例に挙げたエルフとドワーフを比べるなら、エルフが日が昇るよりも先に目覚めて沈むよりも先に寝付くのに対してドワーフは日が完全に真上に来てからが本格的な活動時間であり、エルフのスイッチが切れだす夕方からはむしろ活発になる。ここに獣人なんかを加えるとさらに大変だ。獣人には兎人であれば兎人の、熊人であれば熊人の活動時間があって千差万別。完全に昼夜が逆転しているタイプもそう珍しくない。
エルフは静寂を好み、ドワーフは喧騒を好み、獣人はそこもタイプによって様々。これらの多様性がひとつ所でまとまるのは難しい。同じ街に暮らせば一週間と経たずに近隣トラブルだらけで立ち行かなくなるだろう。まだしも合わせられるのはその辺が柔軟な人間だけだ。それを顕しているのか第一・第二大陸でも各国間を取り持つの役目はやはり人間の国であるらしい。まあ、そこは位置が各国の中心にあるのがちょうどいいっていう理由もあるのかもしれないけど。でも性質の面だって決して無関係ではないはずだ。

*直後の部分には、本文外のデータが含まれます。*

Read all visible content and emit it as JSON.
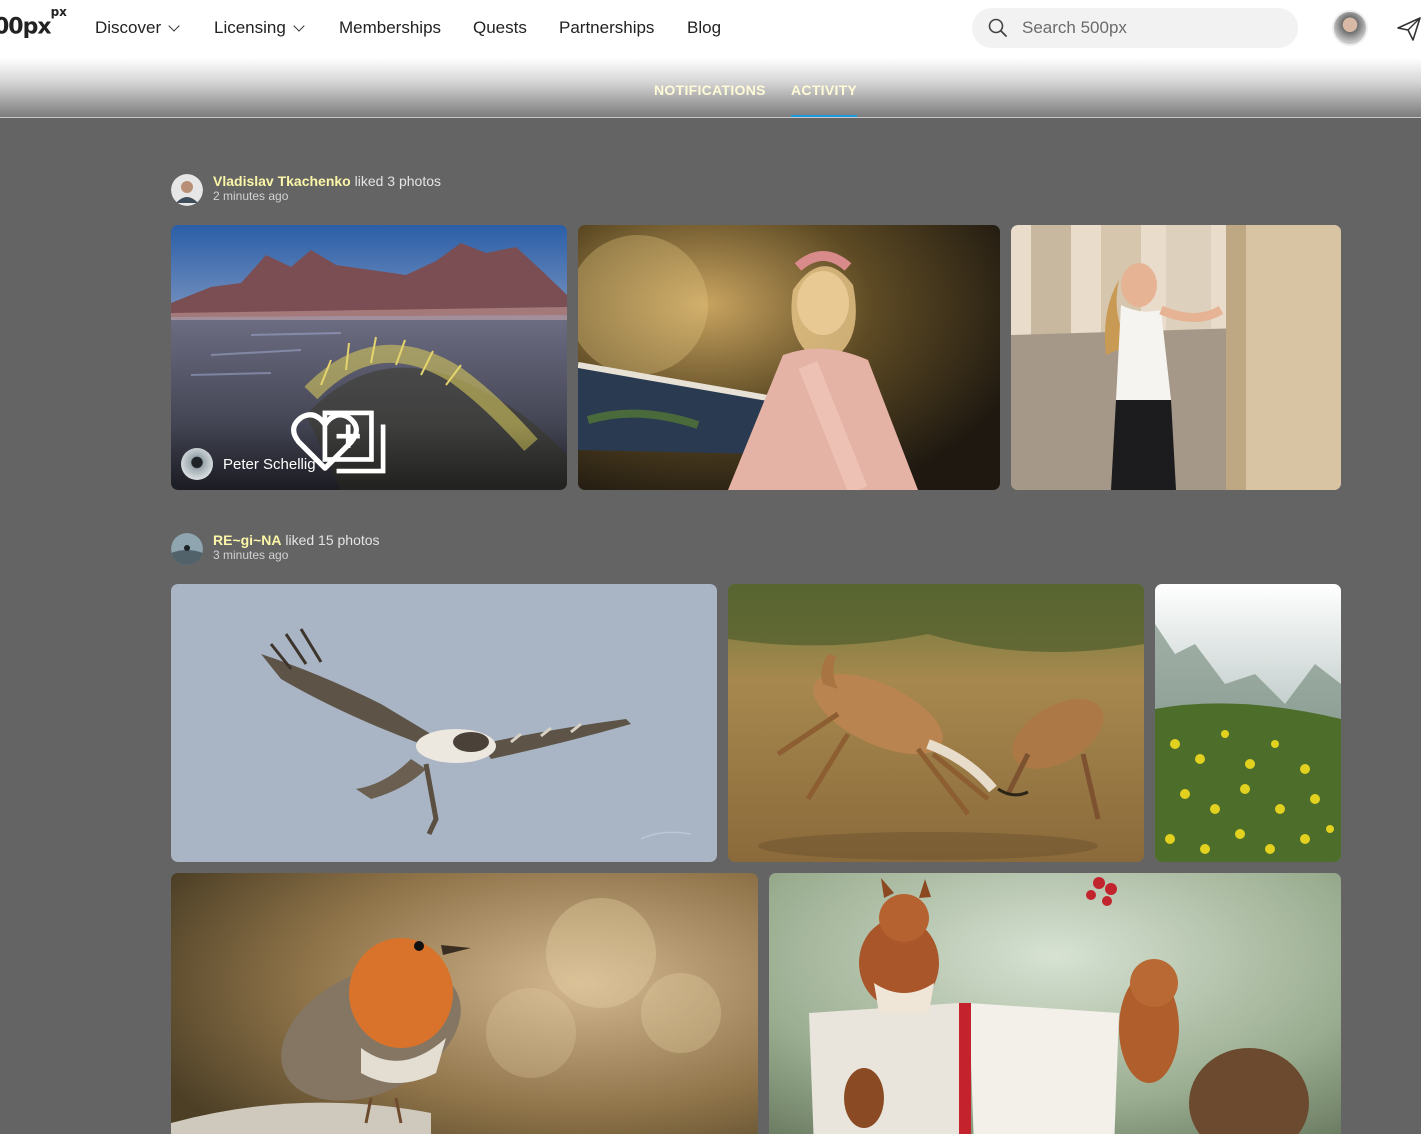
{
  "header": {
    "logo": "00px",
    "logo_sup": "px",
    "nav": [
      {
        "label": "Discover",
        "dropdown": true
      },
      {
        "label": "Licensing",
        "dropdown": true
      },
      {
        "label": "Memberships",
        "dropdown": false
      },
      {
        "label": "Quests",
        "dropdown": false
      },
      {
        "label": "Partnerships",
        "dropdown": false
      },
      {
        "label": "Blog",
        "dropdown": false
      }
    ],
    "search_placeholder": "Search 500px",
    "icons": {
      "search": "search-icon",
      "send": "paper-plane-icon",
      "avatar": "user-avatar"
    }
  },
  "tabs": [
    {
      "label": "NOTIFICATIONS",
      "active": false
    },
    {
      "label": "ACTIVITY",
      "active": true
    }
  ],
  "feed": [
    {
      "user": "Vladislav Tkachenko",
      "action": " liked 3 photos",
      "time": "2 minutes ago",
      "photos": [
        {
          "subject": "mountains and beach dunes",
          "author": "Peter Schellig"
        },
        {
          "subject": "woman in pink dress by boat"
        },
        {
          "subject": "woman leaning on column"
        }
      ]
    },
    {
      "user": "RE~gi~NA",
      "action": " liked 15 photos",
      "time": "3 minutes ago",
      "photos": [
        {
          "subject": "osprey in flight"
        },
        {
          "subject": "fighting gazelles"
        },
        {
          "subject": "misty forest with yellow flowers"
        },
        {
          "subject": "robin on branch"
        },
        {
          "subject": "squirrels with book"
        }
      ]
    }
  ],
  "colors": {
    "accent": "#1e9bdc",
    "username": "#fbf6a8",
    "tab_text": "#fffbd6",
    "page_bg": "#646464"
  }
}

ということで、説明が長くなってしまったが要約すると「私たちにとっての守りやすさ」がぜんぜん違うって話をナゴミちゃんはしているのだ。
大陸中が一国としてまとまっている第三と、各国に武力こそあれど大陸中をカバーしているわけでもなければ非常時にその体勢が取れるように整えられているわけでもない第一・第二はその面積の広大さもあって強魔物の侵入を阻むのに大変な苦労を強いられ、反対に強魔物からすれば攻め入る隙がどこにでもあるザルな場所。

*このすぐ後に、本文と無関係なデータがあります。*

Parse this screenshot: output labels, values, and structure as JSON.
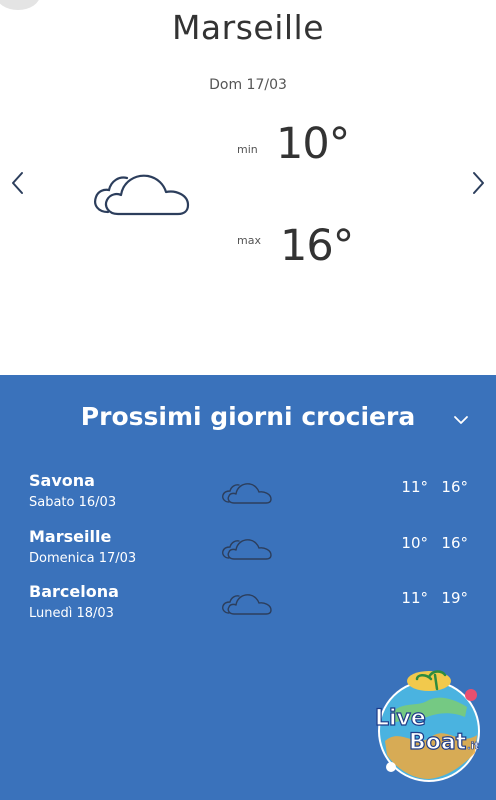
{
  "location": {
    "city": "Marseille",
    "date": "Dom 17/03"
  },
  "today": {
    "icon": "cloud-icon",
    "min_label": "min",
    "min_value": "10°",
    "max_label": "max",
    "max_value": "16°"
  },
  "nav": {
    "prev_icon": "chevron-left-icon",
    "next_icon": "chevron-right-icon"
  },
  "forecast": {
    "title": "Prossimi giorni crociera",
    "toggle_icon": "chevron-down-icon",
    "days": [
      {
        "port": "Savona",
        "day": "Sabato 16/03",
        "icon": "cloud-icon",
        "min": "11°",
        "max": "16°"
      },
      {
        "port": "Marseille",
        "day": "Domenica 17/03",
        "icon": "cloud-icon",
        "min": "10°",
        "max": "16°"
      },
      {
        "port": "Barcelona",
        "day": "Lunedì 18/03",
        "icon": "cloud-icon",
        "min": "11°",
        "max": "19°"
      }
    ]
  },
  "watermark": {
    "text": "LiveBoat.it"
  },
  "colors": {
    "panel_background": "#3a72bb",
    "icon_stroke": "#2c3e5c",
    "panel_text": "#ffffff"
  }
}
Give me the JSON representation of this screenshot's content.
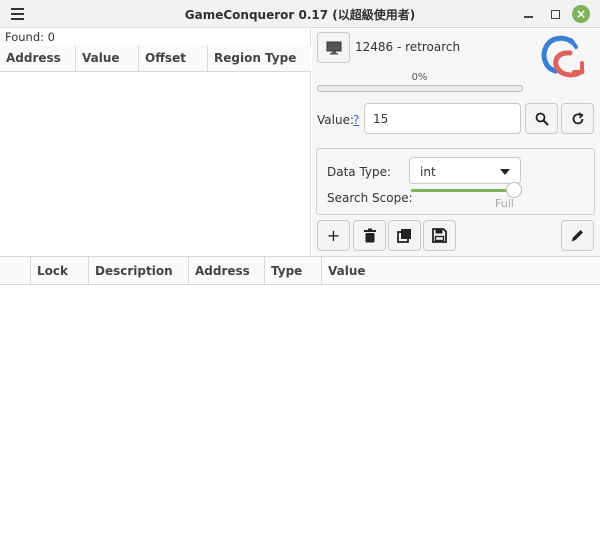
{
  "window": {
    "title": "GameConqueror 0.17 (以超級使用者)",
    "close_glyph": "×"
  },
  "results": {
    "found_label": "Found: 0",
    "columns": [
      "Address",
      "Value",
      "Offset",
      "Region Type"
    ]
  },
  "process": {
    "label": "12486 - retroarch",
    "icon": "monitor-icon"
  },
  "progress": {
    "percent_text": "0%",
    "fraction": 0
  },
  "search": {
    "value_label": "Value:",
    "help_link": "?",
    "value": "15",
    "search_icon": "search-icon",
    "reset_icon": "refresh-icon"
  },
  "options": {
    "data_type_label": "Data Type:",
    "data_type": "int",
    "scope_label": "Search Scope:",
    "scope_value": "Full"
  },
  "toolbar": {
    "add_glyph": "+",
    "icons": [
      "plus-icon",
      "trash-icon",
      "copy-icon",
      "save-icon",
      "pencil-icon"
    ]
  },
  "cheats": {
    "columns": [
      "",
      "Lock",
      "Description",
      "Address",
      "Type",
      "Value"
    ]
  },
  "colors": {
    "accent": "#7fb45b",
    "logo_blue": "#3a7fd6",
    "logo_red": "#e0605a"
  }
}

そりゃあ、改めて協力をお願いしたところですぐさま連合国に並ぶ連絡網&防衛網を策定、とはいかないよな。それをわかっているからこそ、今一度の相談を提案したコマレちゃんも大いに同意して。
「『強魔物がこちらを狙ってくる可能性が高まりました、更なる用心をお願いします』……とだけ一国ごとに伝えたところで取れる手立ては限られています。なので必要なのは言葉で用心を促すことではなく、各国間でより密接に、より綿密に、より精密に! 新時代の協力体制を作ってもらうべくコマレたちで説得するんです。全ての大陸、全ての国家を守るにはそれ以外に選択肢はないかと」
きらり、と理知的な瞳に輝きを持たせながらそう言い切った。
その言は限りなく正しい。正しいが、しかし。それを受けて私たちは考え込みながら顔を見合わせた。